Magalie Habitant, une figure emblématique des dossiers de corruption en Haïti

Magalie Habitant, ancienne directrice générale du Service national de gestion des résidus solides (SNGRS) a été arrêté le jeudi 9 janvier 2025. Escortée par des agents de la Police nationale d’Haïti (PNH) et conduite à la Direction centrale de la police judiciaire (DCPJ), cette arrestation suscite une vive réaction dans l’opinion publique. Cependant, les motifs exacts de cette interpellation restent flous, selon une source policière. Cette affaire vient s’ajouter à une longue liste de controverses liées à l’ancienne directrice, dont la gestion au SNGRS a souvent été pointée du doigt pour des irrégularités financières.

En juillet 2021, la Cour des comptes et du contentieux administratif (CSC/CA) émettait un arrêt de débet contre Magalie Habitant et plusieurs membres de son administration selon Ayibopost. Ce décret condamnait ces derniers à restituer au Trésor public la somme de 38 879 776,71 gourdes. Cette décision résultait d’une audit approfondi révélant des anomalies financières graves au sein du SNGRS sous sa direction.

Les investigations ont mis en évidence des transferts illégaux de fonds, notamment 12 millions de gourdes vers une entité fictive dénommée SMCRS/Nord. Aucun document justificatif n’a été fourni à la CSC/CA pour ces transactions. De plus, 11 259 000 gourdes ont été déboursées pour des contrats douteux, tandis que 16 620 700 gourdes ont été mal justifiées. Ces montants étaient supposément affectés à l’achat de pièces détachées et d’autres accessoires.

Malgré un arrêt de débet, cinq mois après, aucun remboursement n’avait été effectué, comme l’a déclaré Napoléon Lauture, chef de l’auditorat à la CSC/CA contacté par Ayibopost. Cette inaction reflète une faiblesse structurelle dans l’application des sanctions judiciaires contre la corruption en Haïti

En vertu du décret du 23 novembre 2005 portant organisation de la CSC/CA, les arrêts de débet doivent être transmis au commissaire du gouvernement, au juge d’instruction, et au doyen du tribunal de première instance compétent. Cependant, aucune action concrète n’avait été entreprise jusqu’à fin 2024 pour avancer sur ce dossier.

La Direction générale des impôts (DGI) est l’instance chargée d’exécuter ces décisions. Selon Napoléon Lauture, « l’État doit se saisir des biens des débiteurs pour recouvrer les fonds détournés » (Ayibopost). Cela inclut la confiscation des biens mobiliers et immobiliers, ainsi que des comptes bancaires en Haïti et à l’étranger. Pourtant, jusqu’à présent, aucune initiative n’a été prise dans ce sens.
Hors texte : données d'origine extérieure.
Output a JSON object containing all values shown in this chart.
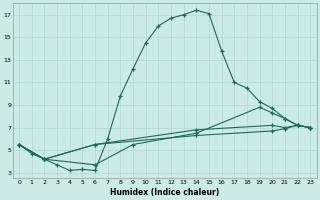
{
  "xlabel": "Humidex (Indice chaleur)",
  "bg_color": "#cceae7",
  "grid_color": "#b0d8d4",
  "line_color": "#1a6b5e",
  "xlim": [
    -0.5,
    23.5
  ],
  "ylim": [
    2.5,
    18.0
  ],
  "xticks": [
    0,
    1,
    2,
    3,
    4,
    5,
    6,
    7,
    8,
    9,
    10,
    11,
    12,
    13,
    14,
    15,
    16,
    17,
    18,
    19,
    20,
    21,
    22,
    23
  ],
  "yticks": [
    3,
    5,
    7,
    9,
    11,
    13,
    15,
    17
  ],
  "series1_x": [
    0,
    1,
    2,
    3,
    4,
    5,
    6,
    7,
    8,
    9,
    10,
    11,
    12,
    13,
    14,
    15,
    16,
    17,
    18,
    19,
    20,
    21,
    22,
    23
  ],
  "series1_y": [
    5.5,
    4.7,
    4.2,
    3.7,
    3.2,
    3.3,
    3.2,
    6.0,
    9.8,
    12.2,
    14.5,
    16.0,
    16.7,
    17.0,
    17.4,
    17.1,
    13.8,
    11.0,
    10.5,
    9.3,
    8.7,
    7.8,
    7.2,
    7.0
  ],
  "series2_x": [
    0,
    2,
    6,
    9,
    14,
    19,
    20,
    21,
    22,
    23
  ],
  "series2_y": [
    5.5,
    4.2,
    3.7,
    5.5,
    6.5,
    8.8,
    8.3,
    7.8,
    7.2,
    7.0
  ],
  "series3_x": [
    0,
    2,
    6,
    14,
    20,
    21,
    22,
    23
  ],
  "series3_y": [
    5.5,
    4.2,
    5.5,
    6.8,
    7.2,
    7.0,
    7.2,
    7.0
  ],
  "series4_x": [
    0,
    2,
    6,
    14,
    20,
    21,
    22,
    23
  ],
  "series4_y": [
    5.5,
    4.2,
    5.5,
    6.3,
    6.7,
    6.9,
    7.2,
    7.0
  ]
}
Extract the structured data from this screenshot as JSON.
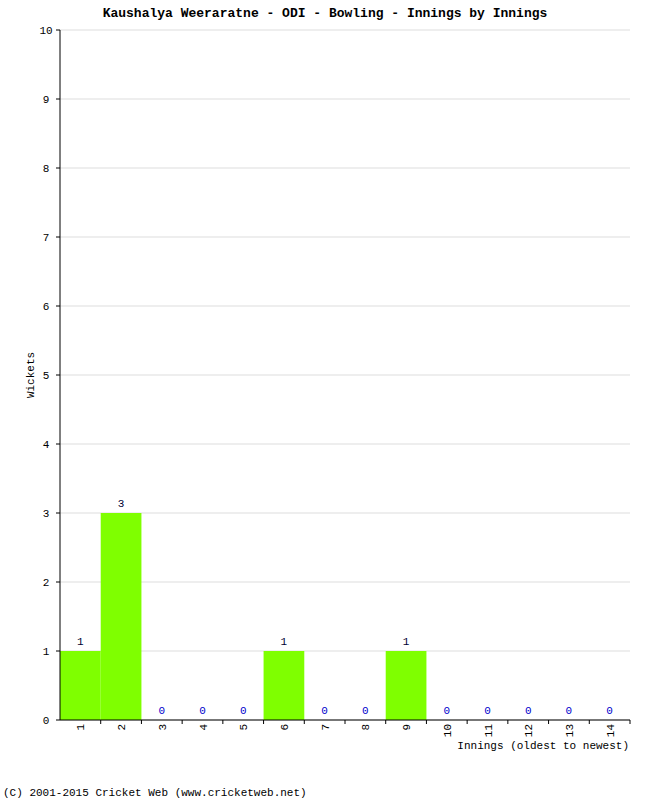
{
  "chart_data": {
    "type": "bar",
    "title": "Kaushalya Weeraratne - ODI - Bowling - Innings by Innings",
    "y_label": "Wickets",
    "x_label": "Innings (oldest to newest)",
    "annotations": [
      "(C) 2001-2015 Cricket Web (www.cricketweb.net)"
    ],
    "categories": [
      "1",
      "2",
      "3",
      "4",
      "5",
      "6",
      "7",
      "8",
      "9",
      "10",
      "11",
      "12",
      "13",
      "14"
    ],
    "values": [
      1,
      3,
      0,
      0,
      0,
      1,
      0,
      0,
      1,
      0,
      0,
      0,
      0,
      0
    ],
    "color": "#7fff00",
    "ylim": [
      0,
      10
    ],
    "yticks": [
      0,
      1,
      2,
      3,
      4,
      5,
      6,
      7,
      8,
      9,
      10
    ],
    "grid": true,
    "data_labels": true
  }
}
Magalie Habitant n’en est pas à son premier scandale. Durant ses 17 mois à la tête du SNGRS, elle a été au cœur de plusieurs affaires douteuses. En 2019, son nom apparaissait dans l’affaire des « mercenaires » lourdement armés appréhendés près de la Banque de la République d’Haïti (BRH). Selon une enquête de The Intercept, ces individus étaient impliqués dans un transfert illicite de 80 millions de dollars, supposément destinés à un compte lié au président Jovenel Moïse. L’un des véhicules utilisés dans cette opération était enregistré au nom de Magalie Habitant (Ayibopost).
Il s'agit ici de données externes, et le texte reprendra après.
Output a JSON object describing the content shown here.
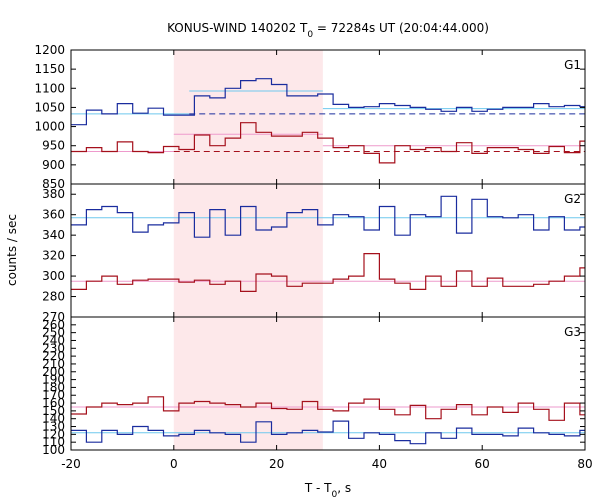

En 2020, elle faisait à nouveau les gros titres lorsque des accusations l’impliquaient dans une distribution suspecte d’un million de gourdes prétendument issues d’un projet d’assainissement du SNGRS. Ces fonds auraient été alloués à des animateurs de l’émission « Matin Caraïbes ».

Selon une source policière Hier, les perquisitions au domicile de Magalie Habitant ont duré plusieurs heures avant son transfert à la DCPJ. Ces interventions font suite à de nouvelles accusations liées à des pratiques douteuses de gestion durant son mandat au SNGRS. Si les détails de son arrestation restent à confirmer, cette affaire met en lumière les liens entre corruption, malversation, et impunité systémique dans les institutions haïtiennes.

L’affaire Magalie Habitant est emblématique des défis auxquels Haïti fait face dans sa lutte contre la corruption. Alors que les preuves s’accumulent, le manque de volonté politique et les failles institutionnelles entravent l’application de sanctions efficaces.